Graphene, undoubtedly the largest star due to its extraordinary properties in various fields among the 2-D materials, has been intensively employed to design the optical modulators since the first graphene-based modulator has been successfully demonstrated in 2011 [1], [2], [3], [4], [5]. Although enjoying the ultrafast carrier mobility of graphene, graphene-based modulators still suffer from  the  intrinsic resistor–capacitor (RC) delay, to go beyond the bottleneck, various all-optical methods have been introduced and widely implemented in constructing graphene-based modulators [6], [7], [8], [9], [10], [11]. Surface plasmon polariton (SPP) characteristics of graphene have been also incessantly studied and employed to realize the SPP-based graphene modulators in nanophotonics, which are highly demanded in the integrated photonic systems [12], [13], [14], [15], [16], [17]. Nevertheless, no matter for what kind of modulators, outstanding with the features of high modulation speed and efficiency, graphene-based modulators are mostly working in the near-infrared regime and still limited in expanding to the other spectrums such as visible regime  [1], [8], [13].

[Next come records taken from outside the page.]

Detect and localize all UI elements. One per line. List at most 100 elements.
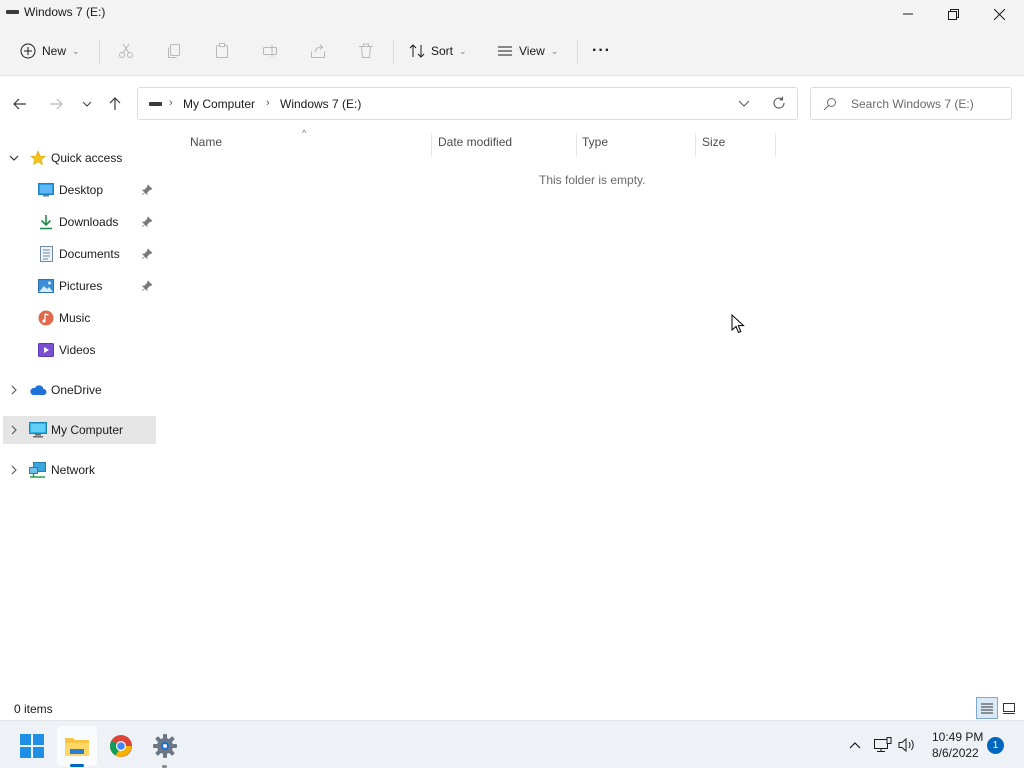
downloads-icon [37, 213, 55, 231]
large-icons-view-button[interactable] [998, 697, 1020, 719]
show-hidden-icons-button[interactable] [845, 735, 865, 755]
address-history-button[interactable] [738, 97, 750, 109]
column-divider[interactable] [576, 133, 577, 157]
sidebar-item-label: Quick access [51, 151, 123, 165]
sidebar-item-music[interactable]: Music [0, 304, 156, 332]
navigation-row: › My Computer › Windows 7 (E:) Search Wi… [0, 77, 1024, 131]
command-bar: New ⌄ Sort ⌄ View ⌄ ··· [0, 28, 1024, 76]
chevron-up-icon [849, 742, 861, 749]
search-icon [823, 97, 837, 111]
file-explorer-taskbar-button[interactable] [57, 726, 97, 766]
sidebar-item-quick-access[interactable]: Quick access [0, 144, 156, 172]
clock-date[interactable]: 8/6/2022 [932, 746, 979, 760]
mouse-cursor-icon [731, 314, 745, 334]
paste-button[interactable] [212, 41, 232, 61]
sort-icon [409, 44, 425, 58]
sidebar-item-downloads[interactable]: Downloads [0, 208, 156, 236]
navigation-pane: Quick access Desktop Downloads Documents… [0, 140, 156, 690]
sidebar-item-network[interactable]: Network [0, 456, 156, 484]
new-label: New [42, 44, 67, 58]
forward-button[interactable] [46, 94, 66, 114]
pin-icon [141, 184, 153, 196]
chevron-down-icon: ⌄ [459, 45, 467, 56]
pictures-icon [37, 277, 55, 295]
refresh-button[interactable] [772, 96, 786, 110]
sidebar-item-label: Pictures [59, 279, 103, 293]
new-plus-icon [20, 43, 36, 59]
paste-icon [216, 43, 228, 58]
column-header-name[interactable]: Name [190, 135, 222, 155]
chevron-down-icon: ⌄ [550, 45, 559, 56]
chevron-right-icon [11, 385, 17, 395]
close-button[interactable] [976, 0, 1022, 28]
close-icon [993, 8, 1005, 20]
sidebar-item-label: Desktop [59, 183, 104, 197]
sort-ascending-icon: ^ [302, 128, 307, 138]
minimize-button[interactable] [885, 0, 931, 28]
sidebar-item-my-computer[interactable]: My Computer [3, 416, 156, 444]
column-header-date-modified[interactable]: Date modified [438, 135, 512, 155]
column-divider[interactable] [695, 133, 696, 157]
empty-folder-message: This folder is empty. [539, 173, 646, 187]
back-button[interactable] [10, 94, 30, 114]
breadcrumb-current[interactable]: Windows 7 (E:) [280, 97, 361, 111]
view-icon [498, 46, 512, 56]
recent-locations-button[interactable] [77, 94, 97, 114]
file-explorer-icon [65, 738, 89, 756]
details-view-icon [981, 703, 993, 714]
search-box[interactable]: Search Windows 7 (E:) [810, 87, 1012, 120]
clock-time[interactable]: 10:49 PM [932, 730, 983, 744]
column-divider[interactable] [431, 133, 432, 157]
sidebar-item-desktop[interactable]: Desktop [0, 176, 156, 204]
breadcrumb-separator: › [169, 97, 173, 109]
notification-badge[interactable]: 1 [987, 737, 1004, 754]
search-placeholder: Search Windows 7 (E:) [851, 97, 974, 111]
drive-icon [6, 10, 19, 14]
details-view-button[interactable] [976, 697, 998, 719]
sidebar-item-label: Downloads [59, 215, 119, 229]
restore-button[interactable] [930, 0, 976, 28]
copy-button[interactable] [164, 41, 184, 61]
breadcrumb-separator: › [266, 97, 270, 109]
taskbar: 10:49 PM 8/6/2022 1 [0, 720, 1024, 768]
sidebar-item-onedrive[interactable]: OneDrive [0, 376, 156, 404]
tiles-view-icon [1003, 703, 1015, 714]
divider [99, 40, 100, 64]
volume-button[interactable] [897, 735, 917, 755]
chevron-down-icon [9, 155, 19, 161]
share-button[interactable] [308, 41, 328, 61]
item-count: 0 items [14, 702, 53, 716]
rename-button[interactable] [260, 41, 280, 61]
network-icon [29, 461, 47, 479]
computer-icon [29, 421, 47, 439]
settings-taskbar-button[interactable] [145, 726, 185, 766]
chrome-taskbar-button[interactable] [101, 726, 141, 766]
view-label: View [519, 44, 545, 58]
sidebar-item-label: Documents [59, 247, 120, 261]
cut-button[interactable] [116, 41, 136, 61]
title-bar: Windows 7 (E:) [0, 0, 1024, 28]
breadcrumb-my-computer[interactable]: My Computer [183, 97, 255, 111]
address-bar[interactable]: › My Computer › Windows 7 (E:) [137, 87, 798, 120]
sidebar-item-videos[interactable]: Videos [0, 336, 156, 364]
chevron-down-icon [738, 100, 750, 107]
sidebar-item-pictures[interactable]: Pictures [0, 272, 156, 300]
onedrive-icon [29, 381, 47, 399]
share-icon [311, 44, 325, 58]
up-arrow-icon [109, 97, 121, 110]
start-button[interactable] [12, 726, 52, 766]
column-header-type[interactable]: Type [582, 135, 608, 155]
network-status-button[interactable] [873, 735, 893, 755]
music-icon [37, 309, 55, 327]
sort-button[interactable]: Sort ⌄ [409, 38, 467, 64]
column-divider[interactable] [775, 133, 776, 157]
window-title: Windows 7 (E:) [24, 5, 106, 19]
up-button[interactable] [105, 94, 125, 114]
chevron-right-icon [11, 425, 17, 435]
delete-button[interactable] [356, 41, 376, 61]
more-options-button[interactable]: ··· [592, 38, 611, 64]
view-button[interactable]: View ⌄ [497, 38, 558, 64]
new-button[interactable]: New ⌄ [20, 38, 80, 64]
sidebar-item-documents[interactable]: Documents [0, 240, 156, 268]
column-header-size[interactable]: Size [702, 135, 725, 155]
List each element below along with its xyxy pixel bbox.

Recently, with the rapid development of the van der Waals heterostructures based on 2-D materials, the combination of graphene and other 2-D materials has triggered a lot of interests in exploring the new phenomena and potential optical functions [18], [19], [20], [21], [22]. As for black phosphorus (BP) with extraordinary in-plane anisotropy, since its bandgap can be dynamically tuned with the number of layers and extended to the visible regime and mid infrared regime, it may compensate graphene in several applications and help graphene go beyond the intrinsic limits in some spectrums. As a matter of fact, the application of graphene/black phosphorus heterostructure has become a heated topic to be studied, photodetectors, field effect transistors (FET) and absorbers based on graphene/black phosphorus heterostructure are all theoretically and experimentally investigated [23], [24], [25], [26]. Therefore, it occurs to us that by combining black phosphorus with conventional graphene nanostructures, it could help graphene-based modulators to go beyond the waveband limit and work in the visible regime. More interestingly, the graphene/black phosphorus heterostructure can also be served as a SPP structure, which can efficiently enhance the light–matter interaction and produce a marked effect in constructing the modulators. However, up to now, the underlying mechanism of how the incident light angle affects the modulation of graphene/black phosphorus heterostructure is still unexplored. Besides, it is still of great need to determine the crystal orientation of black phosphorus, which may broaden the understanding of how the in-plane anisotropy of black phosphorus and the incident light angle manipulate the whole modulation properties of the graphene/black phosphorus heterostructure.

In this article, an all-optical plasmonic modulator based on graphene/black phosphorus heterostructure is proposed, which exhibits the angle-dependent tunability and can operate in the visible regime. The mechanism of all-optical SPP modulation characteristics within the visible regime for the proposed heterostructure is investigated in details. Results show that by simply adjusting the incident light angle of black phosphorus, large extinction ratio (ER) from 25 dB to 55 dB can be obtained within the visible regime. This proposed plasmonic modulator may find great applications in realizing tunable and angle-dependent devices based on 2-D materials in future nanophotonics.